WASHINGTON (CNN) --The Supreme Court Friday agreed to hear a free-speech case involving access to city property that could decide the fairness of municipal anti-loitering laws.

The case stems from the arrest of a man in a public housing complex by authorities concerned about protecting residents from crime.

Kevin Hicks claims he was delivering disposable diapers to the mother of his child when he was arrested in January 1999 on a sidewalk at Whitcomb Court, a low-income housing project owned by the city of Richmond, Virginia. The buildings, sidewalks and streets around the complex had been put under city Housing Authority control and were posted with signs warning that "unauthorized persons will be subject to arrest and prosecution."

Hicks was jailed for about a year for trespassing.

City officials said Hicks had been arrested twice previously at Whitcomb Court for trespassing, and had signed a Housing Authority letter advising him he would be arrested if found again on any city housing property.

Hicks' lawyers claim no reason was given for keeping him out.

Richmond imposed the strict anti-loitering and anti-trespassing policy in 1997 to keep gangs and other criminals out of public housing projects. The city claimed the Whitcomb Court complex was an "open-air drug market" and the majority of people arrested for drug crimes there were not residents.

Restricting access, supporters of the law said, helped reduce crime in housing complexes.
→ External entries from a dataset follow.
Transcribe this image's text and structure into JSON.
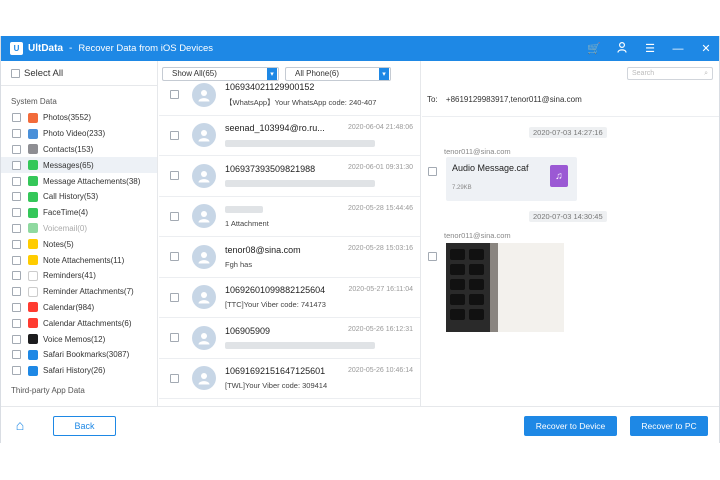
{
  "window": {
    "app_name": "UltData",
    "subtitle": "Recover Data from iOS Devices",
    "separator": "-",
    "accent": "#1e88e5"
  },
  "sidebar": {
    "select_all": "Select All",
    "system_heading": "System Data",
    "items": [
      {
        "label": "Photos(3552)",
        "icon": "photos-icon",
        "color": "#f26b3a"
      },
      {
        "label": "Photo Video(233)",
        "icon": "video-icon",
        "color": "#4a90d9"
      },
      {
        "label": "Contacts(153)",
        "icon": "contacts-icon",
        "color": "#8e8e93"
      },
      {
        "label": "Messages(65)",
        "icon": "messages-icon",
        "color": "#34c759"
      },
      {
        "label": "Message Attachements(38)",
        "icon": "message-attachment-icon",
        "color": "#34c759"
      },
      {
        "label": "Call History(53)",
        "icon": "phone-icon",
        "color": "#34c759"
      },
      {
        "label": "FaceTime(4)",
        "icon": "facetime-icon",
        "color": "#34c759"
      },
      {
        "label": "Voicemail(0)",
        "icon": "voicemail-icon",
        "color": "#8fd9a0"
      },
      {
        "label": "Notes(5)",
        "icon": "notes-icon",
        "color": "#ffcc00"
      },
      {
        "label": "Note Attachements(11)",
        "icon": "note-attachment-icon",
        "color": "#ffcc00"
      },
      {
        "label": "Reminders(41)",
        "icon": "reminders-icon",
        "color": "#ffffff"
      },
      {
        "label": "Reminder Attachments(7)",
        "icon": "reminder-attachment-icon",
        "color": "#ffffff"
      },
      {
        "label": "Calendar(984)",
        "icon": "calendar-icon",
        "color": "#ff3b30"
      },
      {
        "label": "Calendar Attachments(6)",
        "icon": "calendar-attachment-icon",
        "color": "#ff3b30"
      },
      {
        "label": "Voice Memos(12)",
        "icon": "voice-memos-icon",
        "color": "#1c1c1e"
      },
      {
        "label": "Safari Bookmarks(3087)",
        "icon": "safari-icon",
        "color": "#1e88e5"
      },
      {
        "label": "Safari History(26)",
        "icon": "safari-history-icon",
        "color": "#1e88e5"
      }
    ],
    "third_party_heading": "Third-party App Data"
  },
  "filters": {
    "show": "Show All(65)",
    "phone": "All Phone(6)"
  },
  "messages": [
    {
      "name": "106934021129900152",
      "date": "",
      "preview": "【WhatsApp】Your WhatsApp code: 240-407"
    },
    {
      "name": "seenad_103994@ro.ru...",
      "date": "2020-06-04 21:48:06",
      "preview": ""
    },
    {
      "name": "106937393509821988",
      "date": "2020-06-01 09:31:30",
      "preview": ""
    },
    {
      "name": "",
      "date": "2020-05-28 15:44:46",
      "preview": "1 Attachment"
    },
    {
      "name": "tenor08@sina.com",
      "date": "2020-05-28 15:03:16",
      "preview": "Fgh has"
    },
    {
      "name": "10692601099882125604",
      "date": "2020-05-27 16:11:04",
      "preview": "[TTC]Your Viber code: 741473"
    },
    {
      "name": "106905909",
      "date": "2020-05-26 16:12:31",
      "preview": ""
    },
    {
      "name": "10691692151647125601",
      "date": "2020-05-26 10:46:14",
      "preview": "[TWL]Your Viber code: 309414"
    }
  ],
  "detail": {
    "search_placeholder": "Search",
    "to_label": "To:",
    "to_value": "+8619129983917,tenor011@sina.com",
    "time1": "2020-07-03 14:27:16",
    "sender1": "tenor011@sina.com",
    "attachment_name": "Audio Message.caf",
    "attachment_size": "7.29KB",
    "time2": "2020-07-03 14:30:45",
    "sender2": "tenor011@sina.com"
  },
  "bottom": {
    "back": "Back",
    "recover_device": "Recover to Device",
    "recover_pc": "Recover to PC"
  }
}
The Virginia Supreme Court last June dismissed Hicks' conviction and threw out the state's anti-loitering law. The justices rejected the state's claim that Hicks had no constitutional right to challenge either his arrest or the anti-loitering laws.

"The Housing Authority's trespass policy is invalid because it is overly broad and it infringes upon First Amendment protections," the court said in a ruling that criticized the city for an ambiguous series of written and unwritten policies over the anti-trespassing policy, and for its random enforcement.

The U.S. Supreme Court in 1999 ruled an anti-loitering law in Chicago was unconstitutional. It was aimed at gang members gathering in public areas "with no apparent purpose."

The court has not set a date for arguments in the Hicks case. They are likely to be presented in early spring, with a decision coming a few weeks later.

The case is Virginia v. Hicks, No. 02-0371.